FAQ
Why was the World Wide Web invented?
The idea behind the invention of World Wide Web or WWW was to create a common information space in which we communicate by sharing information Tim Berners-Lee is the founder of WWW.
Why do some web sites have www. in the name?
Starting the domain name of your web site with www is a common convention
and nothing more. It began in the early days; the purpose was to
distinguish a company's web server from its FTP server, gopher server,
mail server, etc. But no such distinction is necessary, because
web servers respond on TCP port 80, which is distinct from port
25 (outgoing mail), port 110 (POP mail), port 21 (FTP control),
et cetera. A single domain name can host all of these services,
and a single physical computer may actually respond to many different
domain names.
As a matter of common practice, most webmasters make sure their
sites respond to both www.mycompanyname.com and mycompanyname.com,
because the former is the first guess many people will make, and
the latter is both more convenient to type and easier to fit into
an advertising logo. It is rare for a well-run web site to reject
either name.
What is World Wide Web Accessibility?
An accessible site can be easily used by individuals with disabilities, especially blindness and vision impairment. There are at least three good reasons to design your pages to accommodate such users:
- First of all it’s the right practice.
- It will definitely help reach more customers.

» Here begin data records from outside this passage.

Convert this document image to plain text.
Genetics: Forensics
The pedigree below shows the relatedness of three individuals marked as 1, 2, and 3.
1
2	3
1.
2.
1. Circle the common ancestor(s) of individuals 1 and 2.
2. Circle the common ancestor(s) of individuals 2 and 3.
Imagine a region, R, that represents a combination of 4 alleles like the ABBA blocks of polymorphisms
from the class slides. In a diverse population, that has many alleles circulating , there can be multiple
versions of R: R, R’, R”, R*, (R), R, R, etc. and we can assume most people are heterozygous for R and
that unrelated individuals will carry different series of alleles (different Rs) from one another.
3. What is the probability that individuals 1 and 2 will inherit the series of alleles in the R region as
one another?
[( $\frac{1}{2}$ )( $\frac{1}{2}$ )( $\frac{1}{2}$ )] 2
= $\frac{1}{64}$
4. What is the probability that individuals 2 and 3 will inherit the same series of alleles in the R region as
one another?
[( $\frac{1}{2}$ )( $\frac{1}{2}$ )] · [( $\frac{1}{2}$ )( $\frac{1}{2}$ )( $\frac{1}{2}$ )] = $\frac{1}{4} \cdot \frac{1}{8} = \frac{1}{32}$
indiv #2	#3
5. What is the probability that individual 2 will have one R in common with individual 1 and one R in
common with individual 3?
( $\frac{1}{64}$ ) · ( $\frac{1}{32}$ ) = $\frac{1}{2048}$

- Most importantly because search engines experience the web much as blind users do: through text. If it's not there in easily accessible text, it's not helping anyone search for your site.
- Because users of new web browsing devices, such as wireless handhelds and cell phones, experience the web the way blind users do. (They may be able to see some images, but only with difficulty and frustration.)
How is WWW Driving Internet?
Even before the launch of World Wide Web Gopher servers were already
providing a user-friendly means of sharing information. The introduction
of web browsers and HTML made Internet publishing accessible to
a mass audience and greatly increased demand for Internet access.
The open and free concept on which the Web is based made it possible
for content providers to publish without paying license fees to
any one central organization such as America online, Compuserve
or Microsoft. The nonproprietary nature of the Web drove its acceptance
by those on the supply side of the equation, in turn generating
new demand as new groups of users discovered web sites of interest
to them.
How big is the Internet?
This can’t be answered because it keeps on growing. There
is no one entity in charge of the Internet as a whole. Google
claims to index over three billion web pages, if for a moment we
assume that the average web site has 50 indexable web pages and
that Google indexes two-thirds of the web sites that exist, there
are roughly 40 million web sites in the world. Most estimates put
the number of individual users with Internet access at around 300
million, with the largest concentrations in the United States, Europe,
and parts of Asia.
How many web sites exist?
There is no exact answer to this question. We can only make crude estimate. The web is growing all the time, no one is in charge, and by the time you've counted a tiny fraction of it, many sites have come and gone. For one thing, a good definition of a web site is hard to pin down; a reasonable definition might be "a fully qualified domain name, such as www.example.com, which delivers unique or mostly unique content." This rule out, for instance, alternate names for the same site that always fetch exactly the same pages.
As of this writing, Google states that they are indexing 4,285,199,774
distinct web pages. But not every page is indexed by the Google
search engine, and web sites are made up of multiple pages.